Granville Street Bridge (Wikimedia Commons)

Should the Granville Bridge be reduced to four vehicle lanes?

Vancouver city council is set to discuss a report on the eight-lane bridge next week

Vancouver city council will soon consider a proposal to halve the lanes on the Granville Street Bridge and create a more pedestrian- and cyclist-friendly route.

According to a report on Jan. 22, the eight-lane bridge over False Creek was built in 1954 to connect to “high-speed, high-volume freeways that were never built.” It also says the bridge sees similar traffic volume to the Burrard Bridge, which has four lanes.

The city’s transportation plan, implemented in 2012, aims to make two-thirds of all trips through the city accessible by walking, cycling or public transit by 2040.

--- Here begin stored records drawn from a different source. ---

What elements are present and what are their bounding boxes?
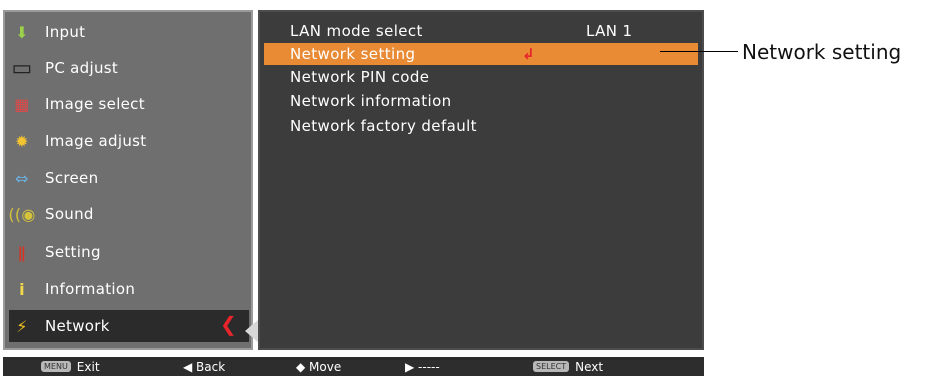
callout-label: Network setting [742,40,902,64]
active-arrow-icon: ❮ [219,312,237,336]
pointer-triangle-icon [245,319,259,343]
footer-next[interactable]: SELECT Next [533,360,603,374]
menu-item-sound[interactable]: ((◉ Sound [8,198,249,230]
footer-exit[interactable]: MENU Exit [41,360,100,374]
lan-mode-value: LAN 1 [586,22,633,40]
sub-item-label: Network setting [290,45,416,63]
menu-item-label: Sound [45,205,94,223]
menu-item-setting[interactable]: ǁ Setting [9,236,249,268]
lan-mode-select[interactable]: LAN mode select LAN 1 [290,20,670,42]
footer-move-label: ◆ Move [296,359,342,374]
sub-item-network-information[interactable]: Network information [290,90,670,112]
menu-item-label: PC adjust [45,59,119,77]
setting-icon: ǁ [17,242,27,262]
menu-key-icon: MENU [41,361,71,372]
menu-item-network[interactable]: ⚡ Network ❮ [9,310,249,342]
select-key-icon: SELECT [533,361,570,372]
sub-item-label: Network factory default [290,117,477,135]
footer-back[interactable]: ◀ Back [183,360,225,374]
menu-item-label: Screen [45,169,99,187]
menu-item-label: Image select [45,95,145,113]
menu-item-label: Information [45,280,136,298]
sub-item-label: Network information [290,92,452,110]
callout-line [660,51,738,52]
menu-item-label: Image adjust [45,132,147,150]
information-icon: i [19,279,25,299]
network-icon: ⚡ [16,316,28,336]
menu-item-image-adjust[interactable]: ✹ Image adjust [9,125,249,157]
image-select-icon: ▦ [14,94,30,114]
footer-exit-label: Exit [76,359,100,374]
lan-mode-label: LAN mode select [290,22,423,40]
screen-icon: ⇔ [15,168,29,188]
input-icon: ⬇ [15,22,29,42]
sound-icon: ((◉ [8,204,36,224]
menu-item-label: Input [45,23,86,41]
enter-icon: ↲ [522,45,535,63]
pc-adjust-icon: ▭ [11,55,33,81]
footer-forward-label: ▶ ----- [405,359,440,374]
footer-back-label: ◀ Back [183,359,226,374]
footer-move[interactable]: ◆ Move [296,360,341,374]
image-adjust-icon: ✹ [15,131,29,151]
sub-item-label: Network PIN code [290,68,430,86]
main-menu-panel: ⬇ Input ▭ PC adjust ▦ Image select ✹ Ima… [3,10,253,350]
menu-item-label: Network [45,317,110,335]
footer-forward[interactable]: ▶ ----- [405,360,440,374]
footer-bar: MENU Exit ◀ Back ◆ Move ▶ ----- SELECT N… [3,357,704,376]
sub-item-network-setting[interactable]: Network setting ↲ [264,43,698,65]
sub-menu-panel: LAN mode select LAN 1 Network setting ↲ … [258,10,704,350]
footer-next-label: Next [575,359,604,374]
menu-item-label: Setting [45,243,101,261]
menu-item-image-select[interactable]: ▦ Image select [9,88,249,120]
menu-item-screen[interactable]: ⇔ Screen [9,162,249,194]
menu-item-information[interactable]: i Information [9,273,249,305]
menu-item-pc-adjust[interactable]: ▭ PC adjust [9,52,249,84]
menu-item-input[interactable]: ⬇ Input [9,16,249,48]
sub-item-network-pin-code[interactable]: Network PIN code [290,66,670,88]
sub-item-network-factory-default[interactable]: Network factory default [290,115,670,137]
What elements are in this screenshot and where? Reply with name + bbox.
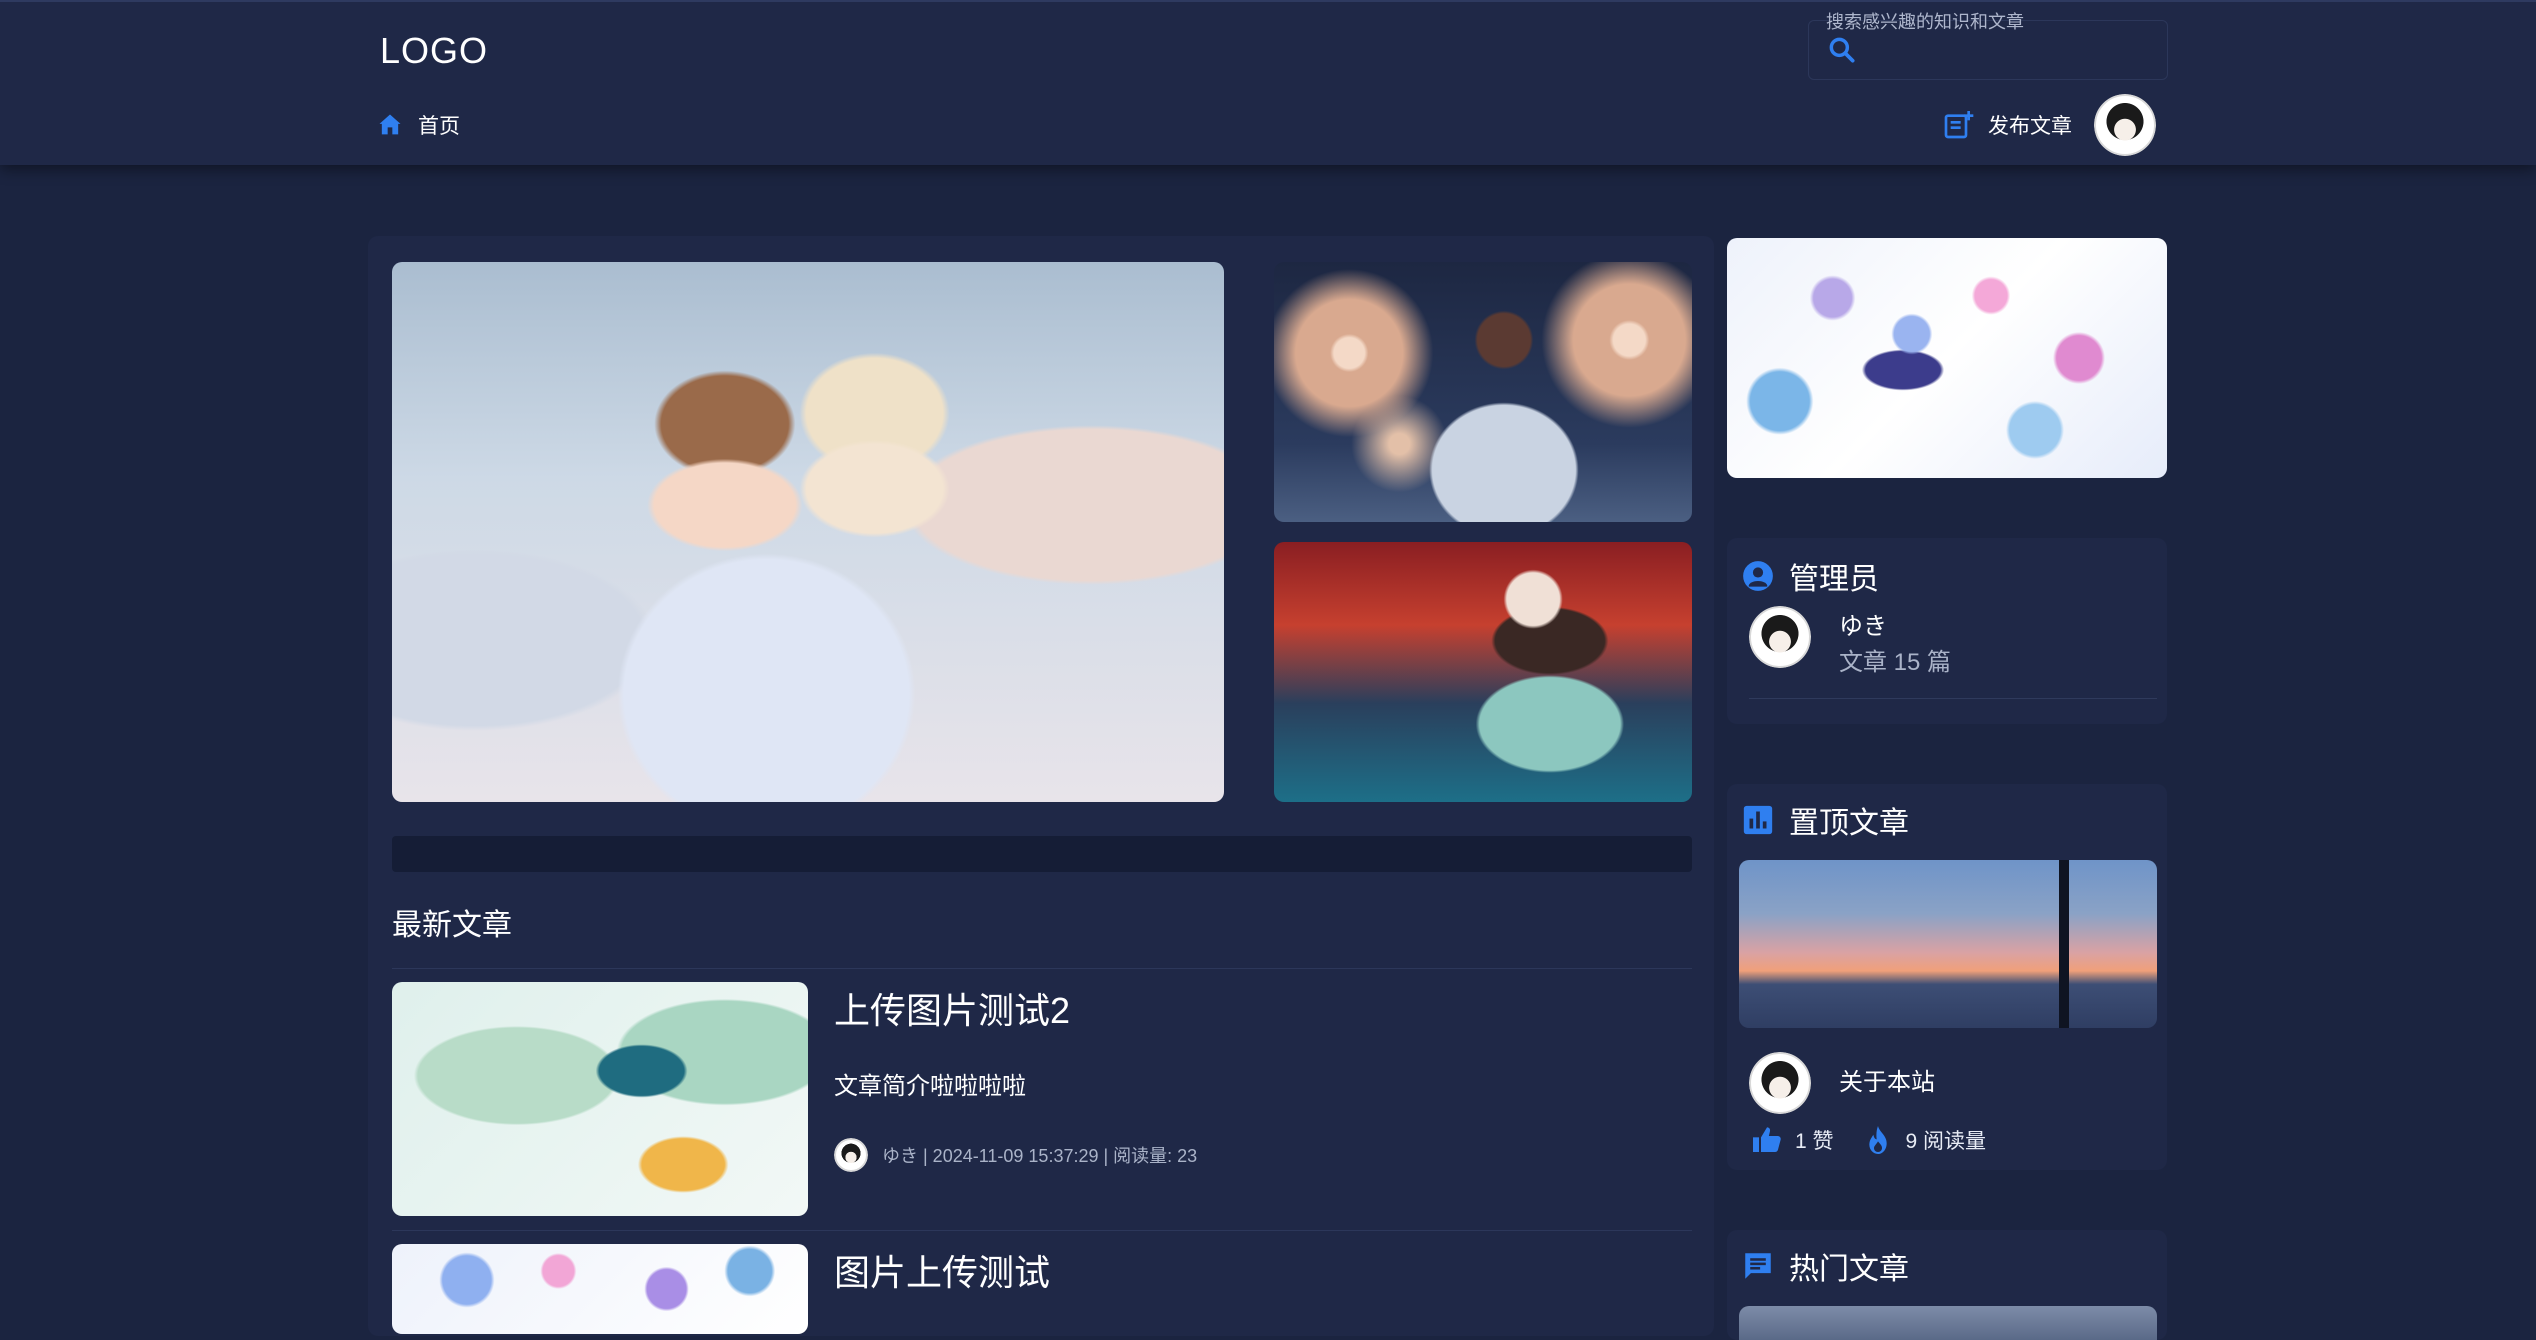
nav-home-label: 首页 [418,115,460,138]
home-icon [379,114,401,135]
publish-label: 发布文章 [1988,115,2072,138]
article-meta: ゆき | 2024-11-09 15:37:29 | 阅读量: 23 [834,1138,1197,1172]
hot-articles-card: 热门文章 [1727,1230,2167,1340]
admin-card: 管理员 ゆき 文章 15 篇 [1727,538,2167,724]
nav-home[interactable]: 首页 [376,110,460,140]
admin-avatar[interactable] [1749,606,1811,668]
top-articles-card: 置顶文章 关于本站 1 赞 9 阅读量 [1727,784,2167,1170]
hot-articles-header: 热门文章 [1741,1244,1909,1288]
article-thumbnail[interactable] [392,982,808,1216]
admin-name[interactable]: ゆき [1839,606,1887,641]
admin-icon [1743,561,1773,591]
publish-article-button[interactable]: 发布文章 [1942,108,2072,142]
chart-icon [1743,805,1773,835]
article-description: 文章简介啦啦啦啦 [834,1073,1026,1100]
divider [392,968,1692,969]
carousel-side-image-fireworks[interactable] [1274,262,1692,522]
article-thumbnail[interactable] [392,1244,808,1334]
like-icon[interactable] [1751,1124,1783,1156]
search-icon[interactable] [1826,34,1858,66]
reads-count: 9 阅读量 [1905,1130,1987,1153]
author-avatar [834,1138,868,1172]
top-articles-heading: 置顶文章 [1789,807,1909,840]
sidebar-banner-image[interactable] [1727,238,2167,478]
divider [1749,698,2157,699]
avatar-image [2094,94,2156,156]
user-avatar[interactable] [2094,94,2156,156]
latest-articles-title: 最新文章 [392,909,512,942]
likes-count: 1 赞 [1795,1130,1834,1153]
author-avatar [1749,1052,1811,1114]
article-title[interactable]: 上传图片测试2 [834,982,1070,1034]
carousel-main-image[interactable] [392,262,1224,802]
fire-icon [1868,1126,1887,1154]
site-logo[interactable]: LOGO [380,30,488,72]
hot-article-thumbnail[interactable] [1739,1306,2157,1340]
carousel-side-image-torii[interactable] [1274,542,1692,802]
top-article-thumbnail[interactable] [1739,860,2157,1028]
admin-card-header: 管理员 [1741,554,1879,598]
admin-article-count: 文章 15 篇 [1839,649,1952,676]
chat-icon [1745,1253,1771,1279]
article-title[interactable]: 图片上传测试 [834,1244,1050,1296]
carousel-indicator-bar [392,836,1692,872]
top-article-title[interactable]: 关于本站 [1839,1062,1935,1097]
article-meta-text: ゆき | 2024-11-09 15:37:29 | 阅读量: 23 [882,1146,1198,1166]
divider [392,1230,1692,1231]
hot-articles-heading: 热门文章 [1789,1253,1909,1286]
top-articles-header: 置顶文章 [1741,798,1909,842]
admin-heading: 管理员 [1789,563,1879,596]
search-placeholder[interactable]: 搜索感兴趣的知识和文章 [1826,8,2024,34]
publish-icon [1944,111,1974,139]
top-article-stats: 1 赞 9 阅读量 [1751,1124,2014,1156]
top-header: LOGO 搜索感兴趣的知识和文章 首页 发布文章 [0,0,2536,165]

The bridge is “one of the most glaring barriers” in Vancouver’s pedestrian and cycling networks, the report says.

Building a central path along the bridge, which would be elevated and have physical barriers to protect pedestrians from vehicles, is the ideal method, the report says. Expanding existing sidewalks would be too difficult along the bridge’s unique design, while an additional structure just for pedestrians would be too costly.

Councillors are scheduled to discuss whether the proposal, which also includes $25 million in seismic upgrades, should move to public consultation at their next meeting on Tuesday. A refined proposal would be brought in July.